Coach Darrell Hazell says he likes what he's seen from Hunt, not only Saturday but for the spring entirely.
"I have a lot of confidence in him," the first-year coach said. "I think he's a marquee guy in this league because he does have some balance and in-line quickness, and he's got top-end speed to take it the distance. He is showing some toughness. You saw him finish a couple runs today where he lowered his shoulder and got some of those two or three hidden yards that you need from a running back in this conference.
"The key for him is to get stronger in the offseason and continue to learn the game. But where he is right now, I think he's going to be pretty special if he keeps working at it."
Sophomore defensive tackle Michael Rouse enjoyed a spring in which he saw a ton of first-team snaps.
Injuries to upperclassmen Bruce Gaston, Brandon Taylor and Ryan Isaac gave him the opportunity and he seemed to take advantage. Although he was back with the second team upon Gaston's return in the last week, Rouse thinks he's improved and ready to make an impact.
"I feel OK with (my spring), although there's a lot more room for improvement and there always will be," he said.
The 6-foot-4, 295-pounder made one of the day's biggest plays, when he hauled in a deflected Austin Appleby pass for an interception.
"When the ball popped out and I saw it, my eyes got really big," he said. "I caught it, luckily, and from there it was kind of like a blur. I didn't know which way to go, I just saw a crowd of people on the ground and figured I'd have to jump over them. I saw some of my teammates in front of me and I was like 'All right, I've played enough video games to know that you've got to be behind your blockers.' So I tried to stay behind them and tried to get to the endzone. It turned out as well as it could, so I'm happy about it."
Before the spring game, Purdue's present players got a chance to meet with the past.
About 100 or so former Boilermakers met with the current crew inside the Mollenkopf Athletic Facility. And NFL alums Bob Griese and Mike Alstott each spoke to the assembled group, sharing similar themes of not letting opportunities, particularly the athletic and academic ones they are presented with at Purdue, slip them by.
"It's a special moment now," Alstott said. "Don't soak it in later; soak it in now."
Quarterback Rob Henry says he appreciated the message.
"All of us here, for me five years, they've gone by really, really fast," Henry said. "The window of opportunity is so short, so you have to take care of every opportunity that you have. Every day you have practice, every evening when you get done with your schoolwork and you're able to get in your playbook, you have to do those things. So when Saturdays come in the fall, and you have those opportunities, you'll be well prepared and ready to take advantage of them."
Griese, a former Miami Dolphin quarterback, has a little knowledge of Hazell. One of the current Dolphins' wide receivers played at Ohio State, where Hazell was his position coach.
"Brian Hartline said he's best coach in the Big Ten. And that was strong words," Griese said.
Hazell was happy to have the alums back in town.

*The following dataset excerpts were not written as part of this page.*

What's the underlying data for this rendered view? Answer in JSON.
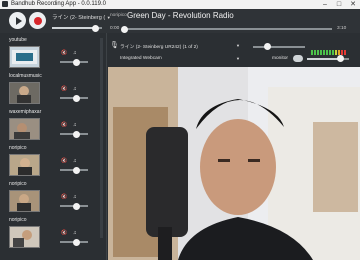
{
  "window": {
    "title": "Bandhub Recording App - 0.0.119.0"
  },
  "topbar": {
    "input_label": "ライン (2- Steinberg (",
    "track_user": "noripico",
    "track_title": "Green Day - Revolution Radio",
    "time_current": "0:00",
    "time_total": "3:10",
    "input_volume": 0.85,
    "playback_progress": 0.0
  },
  "sidebar": {
    "users": [
      {
        "name": "youtube",
        "volume": 0.6
      },
      {
        "name": "localmusmusic",
        "volume": 0.6
      },
      {
        "name": "waxemiphaxar",
        "volume": 0.6
      },
      {
        "name": "noripico",
        "volume": 0.6
      },
      {
        "name": "noripico",
        "volume": 0.6
      },
      {
        "name": "noripico",
        "volume": 0.6
      }
    ]
  },
  "main": {
    "audio_input": "ライン (2- Steinberg UR242) (1 of 2)",
    "video_input": "Integrated Webcam",
    "monitor_label": "monitor",
    "monitor_level": 0.75,
    "mic_gain": 0.25
  },
  "colors": {
    "accent_red": "#d7262b",
    "meter_green": "#4cc24a",
    "meter_red": "#e53935"
  }
}
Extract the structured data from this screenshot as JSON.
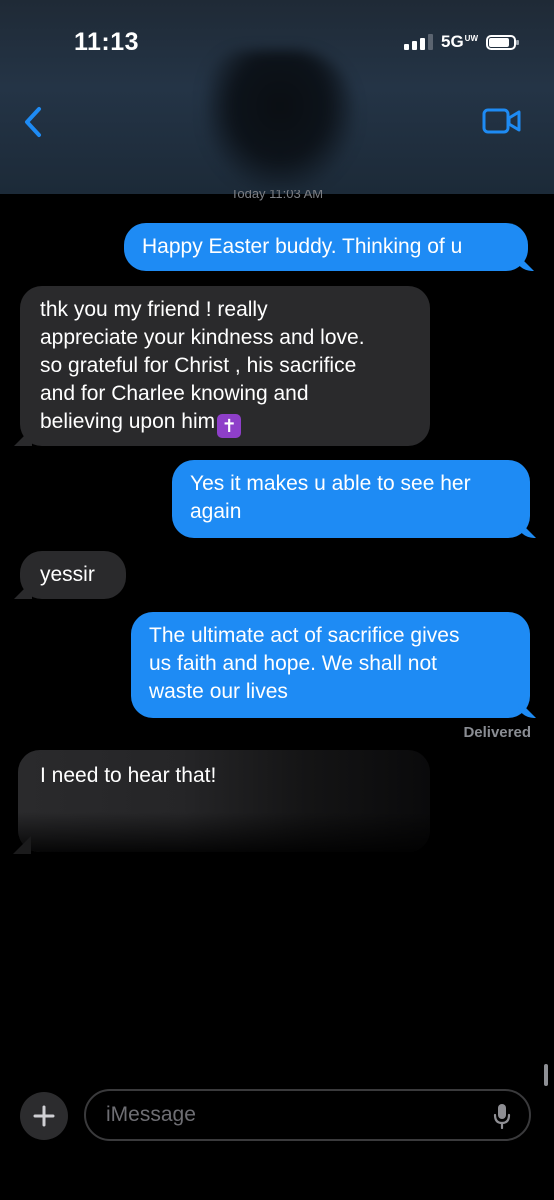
{
  "status_bar": {
    "time": "11:13",
    "network": "5G",
    "network_superscript": "UW"
  },
  "nav": {
    "back_icon": "chevron-left-icon",
    "video_icon": "video-camera-icon",
    "accent_color": "#1e8bf4"
  },
  "timestamp": "Today 11:03 AM",
  "messages": [
    {
      "direction": "outgoing",
      "text": "Happy Easter buddy. Thinking of u"
    },
    {
      "direction": "incoming",
      "lines": [
        "thk you my friend ! really",
        "appreciate your kindness and love.",
        "so grateful for Christ , his sacrifice",
        "and for Charlee knowing and",
        "believing upon him"
      ],
      "emoji": "✝"
    },
    {
      "direction": "outgoing",
      "lines": [
        "Yes it makes u able to see her",
        "again"
      ]
    },
    {
      "direction": "incoming",
      "text": "yessir"
    },
    {
      "direction": "outgoing",
      "lines": [
        "The ultimate act of sacrifice gives",
        "us faith and hope. We shall not",
        "waste our lives"
      ]
    },
    {
      "direction": "incoming",
      "text": "I need to hear that!"
    }
  ],
  "delivered_label": "Delivered",
  "composer": {
    "placeholder": "iMessage",
    "plus_icon": "plus-icon",
    "mic_icon": "microphone-icon"
  },
  "colors": {
    "outgoing_bubble": "#1e8bf4",
    "incoming_bubble": "#2a2a2c",
    "background": "#000000"
  }
}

"That's a special group," he said. "You talk about Alstott and Griese and those other guys, it's a great tradition that they have. The passion that they have for Purdue football, they wanted our players to feel that. If we can start to feel that, then we'll do some special things around here.
"Any time you can get those great alumni back around our players and we can connect with the past and make them the present, we've got a chance."
Defensive end Jalani Phillips has spent much of the spring with the second unit, even when starter Greg Latta went down with an injury before the jersey scrimmage.
But Saturday, Phillips played as if he had a chip on his shoulder, finishing with three tackles, a sack and an interception.
"I feel like my spring went pretty well," he said. "There are times it could have gone better. But with anybody you have off days. But with the spring game, I really stepped up and really showed how the hard work will pay off."
Most of those deemed questionable for Saturday's game were held out.
Only guard Devin Smith, who had an ankle injury, gave it a go.
But Ricardo Allen, Taylor Richards, Dolapo Macarthy, Brandon Cottom, Sean Robinson, Gary Bush and David Yancey all sat out.